Его остроты, произносившиеся с рассчитанной дерзостью, представляли собой обычно лишь эхо и средства интриги. Если, вместо того, чтобы посмеяться, государь оскорблялся каким-нибудь смелым намеком, злой шут старался приписать эти слова тому лицу, за нанесение вреда которому ему заплатили. Как Ланжели, он в конце концов сломал себе, впрочем, шею в этой опасной игре. Однажды, когда он более или менее забавно высмеивал то, что родится от того или другого, Павел спросил:

– А от меня что родится?

– Разные разности, – ответил шут, на этот раз плохо вдохновленный, – места, кресты, ленты, щедроты, галеры, удары кнута…

Он был прерван неистовым криком:

– Вон! В кандалы! Бить его нещадно!

Так как за него вступились его многочисленные защитники, Иванушка отделался удалением в Москву, где дожил свой век в доме Анастасии Нащокиной, знаменитой красавицы того времени.

После ужина, если Павел бывал в хорошем расположении, он забавлялся тем, что разбрасывал по углам комнаты десерт со стола, пирожные и сладости, которые старались поймать пажи, перебивая друг у друга лучшие куски. В десять часов вечера день кончался. Император удалялся к себе.

Крайне многочисленный при Екатерине, придворный персонал был теперь очень сокращен и ограничен, даже для больших воскресных приемов, чинами первых пяти классов, а к концу царствования сокращался все более и более. С 1 сентября 1800 г. офицеры Гатчинского гарнизона не получили более, как прежде, права входа в придворный театр и церковь. Павел нашел среди них подозрительные лица. В этом тесном кругу он не допускал, однако, никакой интимности. Он ничего не оставил от изящных вечеров Эрмитажа, где, изгоняя всякий этикет, Екатерина отдыхала от утомления властью и церемониалом.

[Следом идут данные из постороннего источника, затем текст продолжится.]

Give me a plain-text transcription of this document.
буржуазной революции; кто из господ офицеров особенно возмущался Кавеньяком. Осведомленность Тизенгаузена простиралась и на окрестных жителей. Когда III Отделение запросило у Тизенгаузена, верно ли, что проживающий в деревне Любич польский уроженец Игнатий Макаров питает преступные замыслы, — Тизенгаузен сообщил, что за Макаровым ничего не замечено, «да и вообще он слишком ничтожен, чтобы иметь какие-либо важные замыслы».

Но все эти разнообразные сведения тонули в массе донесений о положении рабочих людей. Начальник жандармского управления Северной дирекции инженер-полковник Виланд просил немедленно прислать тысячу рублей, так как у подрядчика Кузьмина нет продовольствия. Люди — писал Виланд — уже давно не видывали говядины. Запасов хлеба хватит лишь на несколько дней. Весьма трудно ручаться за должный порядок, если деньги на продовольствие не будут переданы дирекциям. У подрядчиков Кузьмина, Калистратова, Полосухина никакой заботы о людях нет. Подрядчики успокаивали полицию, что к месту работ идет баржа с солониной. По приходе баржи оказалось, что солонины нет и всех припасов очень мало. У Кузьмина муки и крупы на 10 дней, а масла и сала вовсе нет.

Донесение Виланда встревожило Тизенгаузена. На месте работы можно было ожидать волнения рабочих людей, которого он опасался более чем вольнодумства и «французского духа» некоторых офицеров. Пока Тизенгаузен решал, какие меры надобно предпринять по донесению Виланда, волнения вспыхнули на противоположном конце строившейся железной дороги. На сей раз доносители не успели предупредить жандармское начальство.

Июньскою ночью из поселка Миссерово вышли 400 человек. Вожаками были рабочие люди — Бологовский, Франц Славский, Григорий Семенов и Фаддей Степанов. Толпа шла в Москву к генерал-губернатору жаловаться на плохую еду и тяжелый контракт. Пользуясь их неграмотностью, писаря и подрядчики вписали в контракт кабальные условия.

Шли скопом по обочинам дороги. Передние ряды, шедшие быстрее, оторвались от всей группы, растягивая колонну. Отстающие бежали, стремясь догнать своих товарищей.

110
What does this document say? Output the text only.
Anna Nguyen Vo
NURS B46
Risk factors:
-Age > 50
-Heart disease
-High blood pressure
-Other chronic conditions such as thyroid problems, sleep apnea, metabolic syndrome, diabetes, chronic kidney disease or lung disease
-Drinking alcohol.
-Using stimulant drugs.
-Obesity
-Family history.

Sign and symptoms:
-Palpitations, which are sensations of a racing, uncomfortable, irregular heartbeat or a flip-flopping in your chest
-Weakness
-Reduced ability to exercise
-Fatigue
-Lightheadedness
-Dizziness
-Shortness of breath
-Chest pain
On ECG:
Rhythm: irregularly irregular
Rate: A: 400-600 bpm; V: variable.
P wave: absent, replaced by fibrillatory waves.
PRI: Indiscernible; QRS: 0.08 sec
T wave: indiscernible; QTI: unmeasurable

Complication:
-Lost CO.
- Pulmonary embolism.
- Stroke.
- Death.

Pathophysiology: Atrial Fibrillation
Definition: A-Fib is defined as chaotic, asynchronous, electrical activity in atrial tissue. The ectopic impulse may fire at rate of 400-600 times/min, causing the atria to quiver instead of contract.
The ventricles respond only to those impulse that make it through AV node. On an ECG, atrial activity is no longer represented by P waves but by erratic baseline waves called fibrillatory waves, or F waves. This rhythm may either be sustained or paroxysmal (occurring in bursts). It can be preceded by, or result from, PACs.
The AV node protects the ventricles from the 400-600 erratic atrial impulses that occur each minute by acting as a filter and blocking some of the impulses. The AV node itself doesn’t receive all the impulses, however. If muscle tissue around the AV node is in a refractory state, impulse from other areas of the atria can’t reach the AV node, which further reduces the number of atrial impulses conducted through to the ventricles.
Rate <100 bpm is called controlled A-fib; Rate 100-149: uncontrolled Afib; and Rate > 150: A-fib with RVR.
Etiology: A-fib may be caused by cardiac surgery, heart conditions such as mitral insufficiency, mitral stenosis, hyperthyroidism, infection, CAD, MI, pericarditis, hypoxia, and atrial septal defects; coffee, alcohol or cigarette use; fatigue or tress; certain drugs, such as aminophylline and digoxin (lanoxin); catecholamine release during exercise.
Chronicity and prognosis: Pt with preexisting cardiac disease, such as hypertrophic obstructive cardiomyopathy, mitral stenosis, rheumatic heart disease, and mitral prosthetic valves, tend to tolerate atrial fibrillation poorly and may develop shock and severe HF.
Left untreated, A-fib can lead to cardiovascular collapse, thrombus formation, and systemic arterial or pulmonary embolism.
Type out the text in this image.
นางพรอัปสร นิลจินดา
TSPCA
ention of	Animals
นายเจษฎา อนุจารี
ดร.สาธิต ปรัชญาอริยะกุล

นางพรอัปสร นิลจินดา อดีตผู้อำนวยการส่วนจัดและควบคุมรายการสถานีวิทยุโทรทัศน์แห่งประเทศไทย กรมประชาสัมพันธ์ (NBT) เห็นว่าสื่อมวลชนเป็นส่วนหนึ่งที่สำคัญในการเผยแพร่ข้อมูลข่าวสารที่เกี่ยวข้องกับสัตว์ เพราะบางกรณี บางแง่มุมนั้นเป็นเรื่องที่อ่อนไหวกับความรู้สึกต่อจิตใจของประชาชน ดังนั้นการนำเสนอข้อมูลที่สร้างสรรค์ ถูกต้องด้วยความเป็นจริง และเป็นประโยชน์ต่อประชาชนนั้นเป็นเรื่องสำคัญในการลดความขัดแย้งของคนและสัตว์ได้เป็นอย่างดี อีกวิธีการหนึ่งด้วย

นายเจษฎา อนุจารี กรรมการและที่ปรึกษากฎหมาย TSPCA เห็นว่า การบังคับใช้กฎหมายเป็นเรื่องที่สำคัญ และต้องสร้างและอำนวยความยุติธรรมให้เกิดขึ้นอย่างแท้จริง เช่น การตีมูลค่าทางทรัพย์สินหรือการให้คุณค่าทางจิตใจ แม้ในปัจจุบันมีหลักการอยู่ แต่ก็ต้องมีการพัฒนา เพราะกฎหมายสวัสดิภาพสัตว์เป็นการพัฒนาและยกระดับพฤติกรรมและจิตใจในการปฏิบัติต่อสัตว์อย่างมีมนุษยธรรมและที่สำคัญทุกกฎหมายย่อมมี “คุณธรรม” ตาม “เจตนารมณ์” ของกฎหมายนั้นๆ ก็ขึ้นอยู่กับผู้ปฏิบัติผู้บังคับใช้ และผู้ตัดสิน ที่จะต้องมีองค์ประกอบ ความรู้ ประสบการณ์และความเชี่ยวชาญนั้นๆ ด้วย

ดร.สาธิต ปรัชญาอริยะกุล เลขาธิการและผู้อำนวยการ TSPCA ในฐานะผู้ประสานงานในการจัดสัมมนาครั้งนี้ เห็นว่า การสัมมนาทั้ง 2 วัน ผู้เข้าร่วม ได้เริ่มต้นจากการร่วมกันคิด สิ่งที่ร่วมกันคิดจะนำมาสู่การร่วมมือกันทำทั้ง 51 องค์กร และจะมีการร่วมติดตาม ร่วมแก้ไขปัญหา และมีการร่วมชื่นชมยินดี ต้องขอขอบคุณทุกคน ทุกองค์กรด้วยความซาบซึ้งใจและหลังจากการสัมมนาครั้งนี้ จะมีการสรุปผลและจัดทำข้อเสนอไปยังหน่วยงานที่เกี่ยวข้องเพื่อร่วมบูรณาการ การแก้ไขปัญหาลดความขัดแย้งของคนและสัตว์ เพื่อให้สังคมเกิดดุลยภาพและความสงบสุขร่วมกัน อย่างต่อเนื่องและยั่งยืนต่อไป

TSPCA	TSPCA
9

Он сохранил эти собрания, но, как говорит графиня Головина, «это было блестящее сборище военных и статских, соблюдающих в присутствии государя строгий батальонный устав»; он вносил туда принужденность и скуку, следовавшие за ним всюду. И это была еще одна из причин, почему желали от него отделаться.

Там, как и везде, все имело свои правила: костюмы и жесты, слова и позы. Во время водосвятия – церемонии, имеющей место в январе, при двадцати градусов мороза, устав требовал, чтобы присутствующие являлись без шуб, в шелковых чулках и бальных башмаках. В каком-то году князь Адам Чарторыйский упал, пораженный ударом, многие принуждены были слечь в постель по возвращении домой. Павла это не взволновало. Когда вечером ему доложили об этих случаях, он только удивился. «Мне было жарко!» сказал он.

Он не допускал никаких нарушений этих неумолимых приказаний; не терпел никаких послаблений, даже на даче. В Павловске или в Гатчине устав предписывал частые прогулки верхом, в которых должны принимать участие императрица и дамы ее свиты, но эти развлечения устраивались, как похоронное шествие, или эскадронное ученье: друг за дружкой, попарно, при полном молчании! Единственное исключение: иногда государь принимался играть со своими младшими детьми; и какая удивительная снисходительность: он разрешал, чтобы, держа на руках одного из них, кормилица оставалась сидеть в его присутствии. Мария Федоровна была менее снисходительна: она неизменно требовала, чтобы при ней стояли даже ее лучшие друзья, которые, как, например, госпожа Ржевская, были ей преданы и из-за нее страдали.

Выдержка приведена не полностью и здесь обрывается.